Dates are ISO 8601 UTC. Always convert to the user's local timezone before showing.
Reduce unnecessary calls:
list_products is expensive. Call it once per session and cache the result.
Only call refresh_inventory if the user explicitly asks for updated stock data.

What to avoid

Anti-patternWhy
Repeating the tool’s descriptionAlready in inputSchema.description — duplication adds tokens, not value
Generic politeness instructionsMCP Skills compete with the AI client’s own system prompt; generic tone guidance is usually overridden
Instructions that contradict the tool’s schemaThe tool schema is authoritative; conflicting instructions confuse the model
Very long instructions (> 2,000 chars)Longer isn’t always better — token budget is shared with the conversation

How the AI Receives Skills

GetMCP returns the Skills text in the MCP initialize response:
{
  "jsonrpc": "2.0",
  "id": 1,
  "result": {
    "protocolVersion": "2025-11-25",
    "serverInfo": { "name": "My Server", "version": "1.0.0" },
    "capabilities": { "tools": {} },
    "instructions": "When the user asks about an order:\n1. Always call lookup_order first..."
  }
}
Each AI client handles this field differently:
ClientBehaviour
Claude Desktop / Claude CodeInjects into the system prompt
CursorInjects into the system prompt
VS Code (Copilot)Injects into the system prompt
ChatGPTInjects into the model instructions
Custom clientsDepends on implementation
If a client ignores the instructions field, Skills have no effect. Check the client’s documentation if you notice instructions not being followed.
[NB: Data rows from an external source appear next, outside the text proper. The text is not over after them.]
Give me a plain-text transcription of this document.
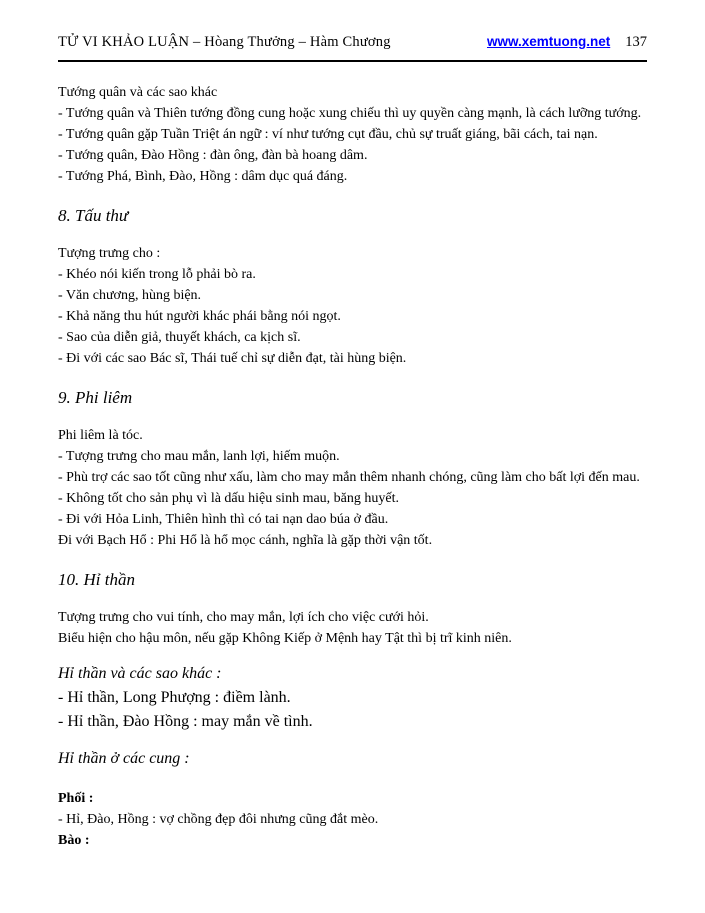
TỬ VI KHẢO LUẬN – Hòang Thưởng – Hàm Chương	www.xemtuong.net 137

Tướng quân và các sao khác

- Tướng quân và Thiên tướng đồng cung hoặc xung chiếu thì uy quyền càng mạnh, là cách lưỡng tướng.

- Tướng quân gặp Tuần Triệt án ngữ : ví như tướng cụt đầu, chủ sự truất giáng, bãi cách, tai nạn.

- Tướng quân, Đào Hồng : đàn ông, đàn bà hoang dâm.

- Tướng Phá, Bình, Đào, Hồng : dâm dục quá đáng.

8. Tấu thư

Tượng trưng cho :

- Khéo nói kiến trong lỗ phải bò ra.

- Văn chương, hùng biện.

- Khả năng thu hút người khác phái bằng nói ngọt.

- Sao của diễn giả, thuyết khách, ca kịch sĩ.

- Đi với các sao Bác sĩ, Thái tuế chỉ sự diễn đạt, tài hùng biện.

9. Phi liêm

Phi liêm là tóc.

- Tượng trưng cho mau mắn, lanh lợi, hiếm muộn.

- Phù trợ các sao tốt cũng như xấu, làm cho may mắn thêm nhanh chóng, cũng làm cho bất lợi đến mau.

- Không tốt cho sản phụ vì là dấu hiệu sinh mau, băng huyết.

- Đi với Hỏa Linh, Thiên hình thì có tai nạn dao búa ở đầu.

Đi với Bạch Hổ : Phi Hổ là hổ mọc cánh, nghĩa là gặp thời vận tốt.

10. Hỉ thần

Tượng trưng cho vui tính, cho may mắn, lợi ích cho việc cưới hỏi.

Biểu hiện cho hậu môn, nếu gặp Không Kiếp ở Mệnh hay Tật thì bị trĩ kinh niên.

Hỉ thần và các sao khác :

- Hỉ thần, Long Phượng : điềm lành.

- Hỉ thần, Đào Hồng : may mắn về tình.

Hỉ thần ở các cung :

Phối :

- Hỉ, Đào, Hồng : vợ chồng đẹp đôi nhưng cũng đắt mèo.

Bào :
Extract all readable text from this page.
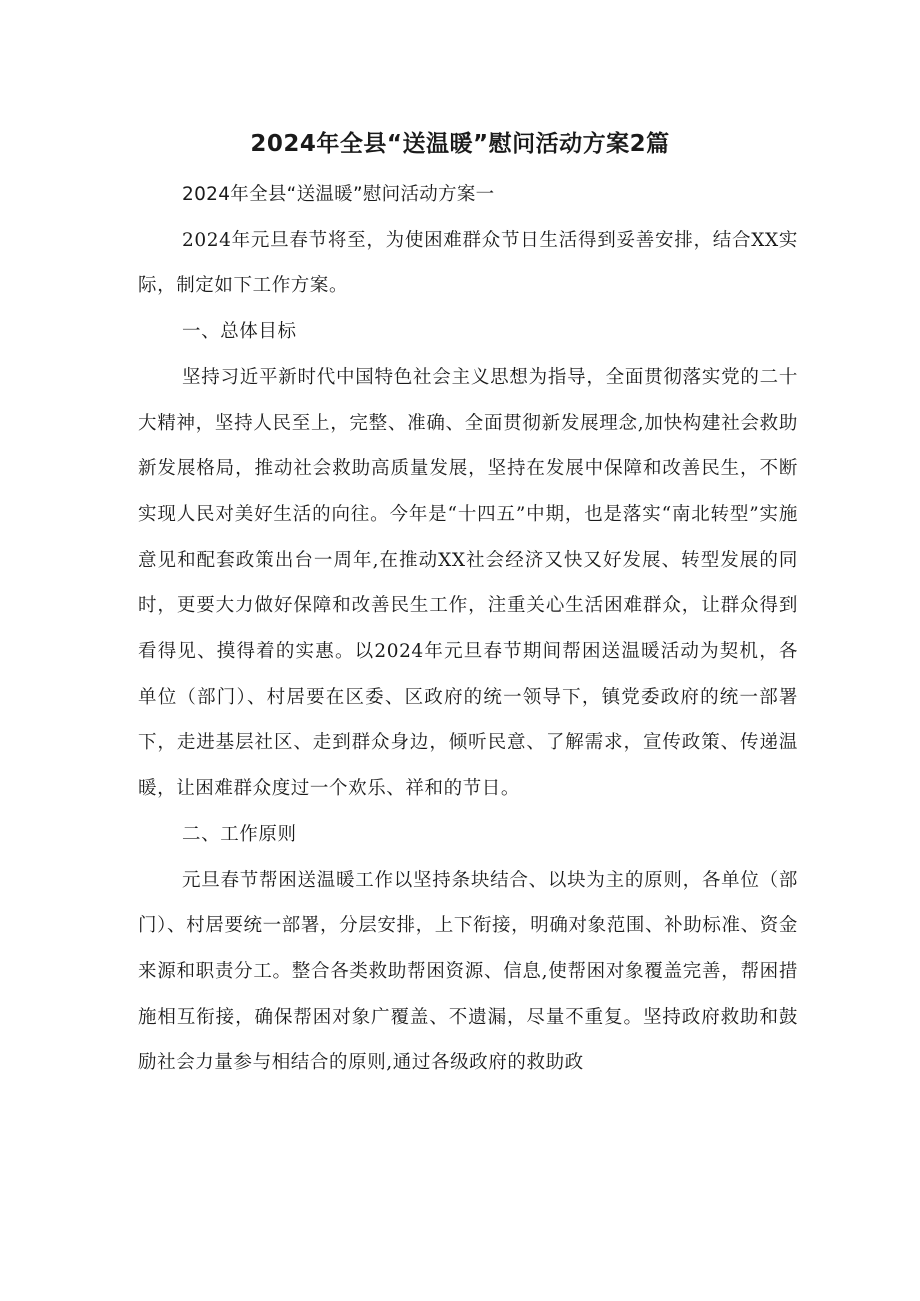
2024年全县“送温暖”慰问活动方案2篇

2024年全县“送温暖”慰问活动方案一

2024年元旦春节将至，为使困难群众节日生活得到妥善安排，结合XX实际，制定如下工作方案。

一、总体目标

坚持习近平新时代中国特色社会主义思想为指导，全面贯彻落实党的二十大精神，坚持人民至上，完整、准确、全面贯彻新发展理念,加快构建社会救助新发展格局，推动社会救助高质量发展，坚持在发展中保障和改善民生，不断实现人民对美好生活的向往。今年是“十四五”中期，也是落实“南北转型”实施意见和配套政策出台一周年,在推动XX社会经济又快又好发展、转型发展的同时，更要大力做好保障和改善民生工作，注重关心生活困难群众，让群众得到看得见、摸得着的实惠。以2024年元旦春节期间帮困送温暖活动为契机，各单位（部门）、村居要在区委、区政府的统一领导下，镇党委政府的统一部署下，走进基层社区、走到群众身边，倾听民意、了解需求，宣传政策、传递温暖，让困难群众度过一个欢乐、祥和的节日。

二、工作原则

元旦春节帮困送温暖工作以坚持条块结合、以块为主的原则，各单位（部门）、村居要统一部署，分层安排，上下衔接，明确对象范围、补助标准、资金来源和职责分工。整合各类救助帮困资源、信息,使帮困对象覆盖完善，帮困措施相互衔接，确保帮困对象广覆盖、不遗漏，尽量不重复。坚持政府救助和鼓励社会力量参与相结合的原则,通过各级政府的救助政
Skills and Multiple Servers

Each server has its own independent Skills. When an AI client connects to multiple servers simultaneously, each server’s instructions are injected separately. Keep instructions scoped to the tools on that server to avoid confusion.

Character Limit

The Skills field accepts up to 8,192 characters (~1,500–2,000 tokens). This is intentionally constrained — overly long instructions consume token budget that should be available for the actual conversation. If you find yourself hitting the limit, consider:
  1. Moving static reference data (product lists, IDs) into a Resource that the AI can fetch on demand.
  2. Using a Prompt for optional context the user can explicitly load.
  3. Trimming instructions to the highest-value, most-specific guidance.